If Transneft has managed to convince the Kremlin to change its mind on its Asian oil-marketing strategy, it is also likely to put in doubt the plan of the four Russian oil majors – Yukos, LUKoil, Sibneft and Tyumen Oil Co. – that signed an agreement last month to build a new oil terminal at Murmansk, Russia’s Arctic port.
“If the oil companies have the money for the project, let them build it,” Grigoryev said regarding the Murmansk project. “However, we doubt that they will build a pipeline cheaper and better than Transneft’s.” Transneft has voiced its opposition to the Murmansk terminal plan before, arguing that Primorsk, on the Gulf of Finland, is better-positioned to supply European oil markets. Transneft is busy expanding pipeline capacity to increase Primorsk’s shipping volume by laying additional pipeline-delivery capacity to the port.
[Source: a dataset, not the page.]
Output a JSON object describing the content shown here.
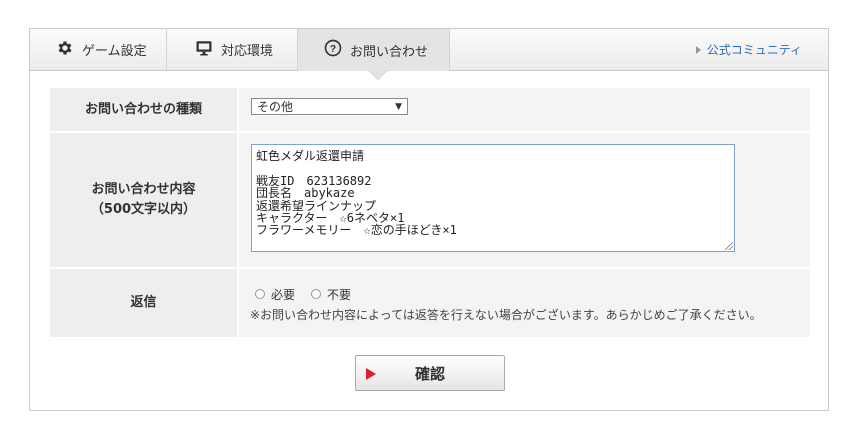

Grigoryev responded by saying he understands the desire of the oil producers to maximize their profits while export prices are high and domestic prices are low. But he insisted it was the government that decided to increase oil exports this year to Primorsk, not Transneft. At the point where the pipeline forks and crude must be routed either to Ventspils or to Primorsk, Grigoryev said, “We can only increase delivery to Ventspils at the expense of deliveries to Primorsk, and in this situation it is quite natural that Primorsk is given priority. In order to be able to deliver more oil to both ports, it is required to invest into expansion of the pipeline’s capacity.” According to a Transneft official, the current annual capacity of Primorsk, which opened a year ago, is 18 million tons, and Transneft may raise that to 30 million tons by the end of this year.
According to Grigoryev, “The proposal to build a pipeline to Murmansk doesn’t compete with the plan for expansion of Primorsk, because Primorsk is oriented towards deliveries of oil to Europe, while the Murmansk project is aimed at the United States. No tankers go from Primorsk to the United States.”
Transneft has expressed skepticism before that the combination of Yukos, LUKoil, Sibneft and Tyumen Oil Co. will be able to develop a big enough market in the United States to make Murmansk shipments economically feasible. “I’m sure that the oil companies can count their own money,” Grigoryev said. “While they are optimistic about the project now, they may later change their minds when they realize how much it will cost.”